A bill passed in 2013 by a coalition of senators created an expedited path to citizenship for the undocumented, but it stalled in the House.
In the CNN interview, Obama said that once undocumented immigrants gained legal status, they could then seek full citizenship through the regular application process.
“The principle that we don’t want two classes of people in America is a principle that a lot of people agree with — not just me and not just Democrats,” he said.
The proposal issued by Boehner is silent on whether those who obtain legal status could apply for citizenship.

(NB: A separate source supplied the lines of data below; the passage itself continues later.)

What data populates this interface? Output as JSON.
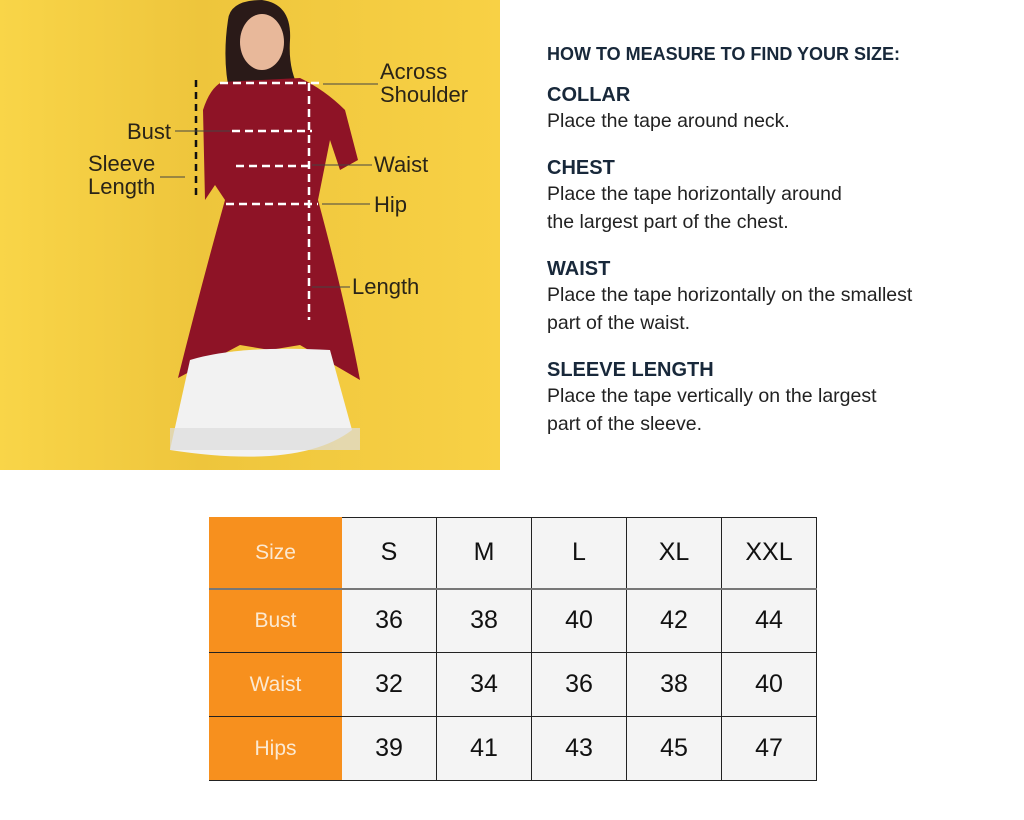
{
  "figure": {
    "labels": {
      "across_shoulder": [
        "Across",
        "Shoulder"
      ],
      "bust": "Bust",
      "sleeve_length": [
        "Sleeve",
        "Length"
      ],
      "waist": "Waist",
      "hip": "Hip",
      "length": "Length"
    },
    "colors": {
      "background": "#f8d145",
      "kurta": "#8e1326",
      "skirt": "#f2f2f2"
    }
  },
  "guide": {
    "heading": "HOW TO MEASURE TO FIND YOUR SIZE:",
    "sections": [
      {
        "title": "COLLAR",
        "lines": [
          "Place the tape around neck."
        ]
      },
      {
        "title": "CHEST",
        "lines": [
          "Place the tape horizontally around",
          "the largest part of the chest."
        ]
      },
      {
        "title": "WAIST",
        "lines": [
          "Place the tape horizontally on the smallest",
          "part of the waist."
        ]
      },
      {
        "title": "SLEEVE LENGTH",
        "lines": [
          "Place the tape vertically on the largest",
          "part of the sleeve."
        ]
      }
    ]
  },
  "size_table": {
    "header_label": "Size",
    "sizes": [
      "S",
      "M",
      "L",
      "XL",
      "XXL"
    ],
    "rows": [
      {
        "label": "Bust",
        "values": [
          "36",
          "38",
          "40",
          "42",
          "44"
        ]
      },
      {
        "label": "Waist",
        "values": [
          "32",
          "34",
          "36",
          "38",
          "40"
        ]
      },
      {
        "label": "Hips",
        "values": [
          "39",
          "41",
          "43",
          "45",
          "47"
        ]
      }
    ],
    "accent_color": "#f7901e"
  }
}
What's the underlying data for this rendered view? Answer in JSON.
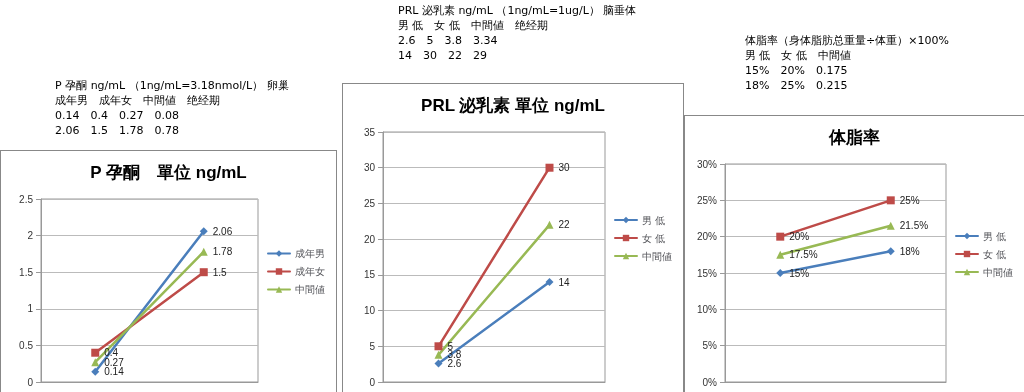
{
  "chart_data": [
    {
      "type": "line",
      "title": "P 孕酮　單位 ng/mL",
      "categories": [
        null,
        null
      ],
      "tick_labels": "y",
      "annotations": [
        "P 孕酮 ng/mL （1ng/mL=3.18nmol/L） 卵巢",
        "成年男　成年女　中間値　绝经期",
        "0.14　0.4　0.27　0.08",
        "2.06　1.5　1.78　0.78"
      ],
      "series": [
        {
          "name": "成年男",
          "color": "#4a7ebb",
          "marker": "diamond",
          "values": [
            0.14,
            2.06
          ]
        },
        {
          "name": "成年女",
          "color": "#be4b48",
          "marker": "square",
          "values": [
            0.4,
            1.5
          ]
        },
        {
          "name": "中間値",
          "color": "#98b954",
          "marker": "triangle",
          "values": [
            0.27,
            1.78
          ]
        }
      ],
      "ylim": [
        0,
        2.5
      ],
      "yticks": [
        0,
        0.5,
        1,
        1.5,
        2,
        2.5
      ],
      "grid": "y",
      "legend": "right",
      "data_labels": true,
      "line_style": "solid"
    },
    {
      "type": "line",
      "title": "PRL 泌乳素 單位 ng/mL",
      "categories": [
        null,
        null
      ],
      "tick_labels": "y",
      "annotations": [
        "PRL 泌乳素 ng/mL （1ng/mL=1ug/L） 脑垂体",
        "男 低　女 低　中間値　绝经期",
        "2.6　5　3.8　3.34",
        "14　30　22　29"
      ],
      "series": [
        {
          "name": "男 低",
          "color": "#4a7ebb",
          "marker": "diamond",
          "values": [
            2.6,
            14
          ]
        },
        {
          "name": "女 低",
          "color": "#be4b48",
          "marker": "square",
          "values": [
            5,
            30
          ]
        },
        {
          "name": "中間値",
          "color": "#98b954",
          "marker": "triangle",
          "values": [
            3.8,
            22
          ]
        }
      ],
      "ylim": [
        0,
        35
      ],
      "yticks": [
        0,
        5,
        10,
        15,
        20,
        25,
        30,
        35
      ],
      "grid": "y",
      "legend": "right",
      "data_labels": true,
      "line_style": "solid"
    },
    {
      "type": "line",
      "title": "体脂率",
      "categories": [
        null,
        null
      ],
      "tick_labels": "y",
      "annotations": [
        "体脂率（身体脂肪总重量÷体重）×100%",
        "男 低　女 低　中間値",
        "15%　20%　0.175",
        "18%　25%　0.215"
      ],
      "series": [
        {
          "name": "男 低",
          "color": "#4a7ebb",
          "marker": "diamond",
          "values": [
            15,
            18
          ],
          "value_labels": [
            "15%",
            "18%"
          ]
        },
        {
          "name": "女 低",
          "color": "#be4b48",
          "marker": "square",
          "values": [
            20,
            25
          ],
          "value_labels": [
            "20%",
            "25%"
          ]
        },
        {
          "name": "中間値",
          "color": "#98b954",
          "marker": "triangle",
          "values": [
            17.5,
            21.5
          ],
          "value_labels": [
            "17.5%",
            "21.5%"
          ]
        }
      ],
      "ylim": [
        0,
        30
      ],
      "yticks": [
        {
          "value": 0,
          "label": "0%"
        },
        {
          "value": 5,
          "label": "5%"
        },
        {
          "value": 10,
          "label": "10%"
        },
        {
          "value": 15,
          "label": "15%"
        },
        {
          "value": 20,
          "label": "20%"
        },
        {
          "value": 25,
          "label": "25%"
        },
        {
          "value": 30,
          "label": "30%"
        }
      ],
      "grid": "y",
      "legend": "right",
      "line_style": "solid"
    }
  ]
}
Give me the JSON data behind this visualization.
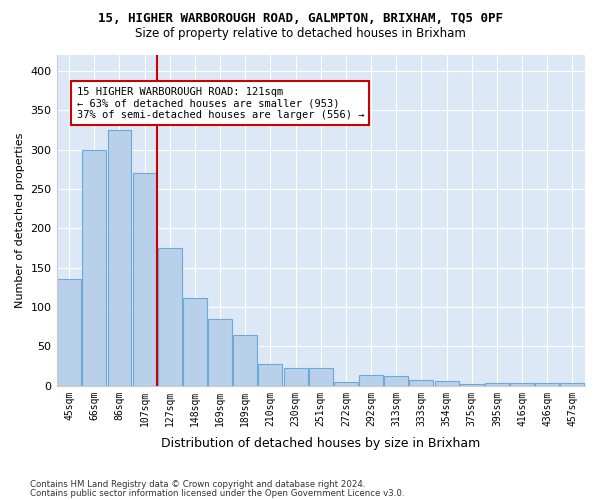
{
  "title": "15, HIGHER WARBOROUGH ROAD, GALMPTON, BRIXHAM, TQ5 0PF",
  "subtitle": "Size of property relative to detached houses in Brixham",
  "xlabel": "Distribution of detached houses by size in Brixham",
  "ylabel": "Number of detached properties",
  "footnote1": "Contains HM Land Registry data © Crown copyright and database right 2024.",
  "footnote2": "Contains public sector information licensed under the Open Government Licence v3.0.",
  "bar_color": "#b8d0ea",
  "bar_edge_color": "#6aaad4",
  "background_color": "#dce8f5",
  "bins": [
    "45sqm",
    "66sqm",
    "86sqm",
    "107sqm",
    "127sqm",
    "148sqm",
    "169sqm",
    "189sqm",
    "210sqm",
    "230sqm",
    "251sqm",
    "272sqm",
    "292sqm",
    "313sqm",
    "333sqm",
    "354sqm",
    "375sqm",
    "395sqm",
    "416sqm",
    "436sqm",
    "457sqm"
  ],
  "values": [
    135,
    300,
    325,
    270,
    175,
    112,
    85,
    65,
    28,
    22,
    23,
    5,
    14,
    13,
    7,
    6,
    2,
    4,
    3,
    3,
    3
  ],
  "vline_x": 3.5,
  "annotation_text": "15 HIGHER WARBOROUGH ROAD: 121sqm\n← 63% of detached houses are smaller (953)\n37% of semi-detached houses are larger (556) →",
  "annotation_box_color": "#ffffff",
  "annotation_box_edge": "#cc0000",
  "vline_color": "#cc0000",
  "ylim": [
    0,
    420
  ],
  "yticks": [
    0,
    50,
    100,
    150,
    200,
    250,
    300,
    350,
    400
  ]
}
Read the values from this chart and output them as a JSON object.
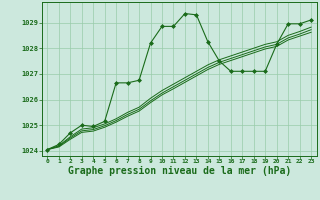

But it would not preclude millions from trying to obtain permanent legal residence, often known as a green card, through sponsorship by an employer or adult child. Those individuals they could later seek citizenship.
“You could say there is no special path (to citizenship) under what Republicans are talking about,” said one Democratic aide tracking the issue. “But is still some kind of path.”
Although Obama and Boehner seemed to be finding common ground, a wild card remains conservatives in the House. Some are questioning the strategy of pushing a contentious issue that angers conservative Republican voters.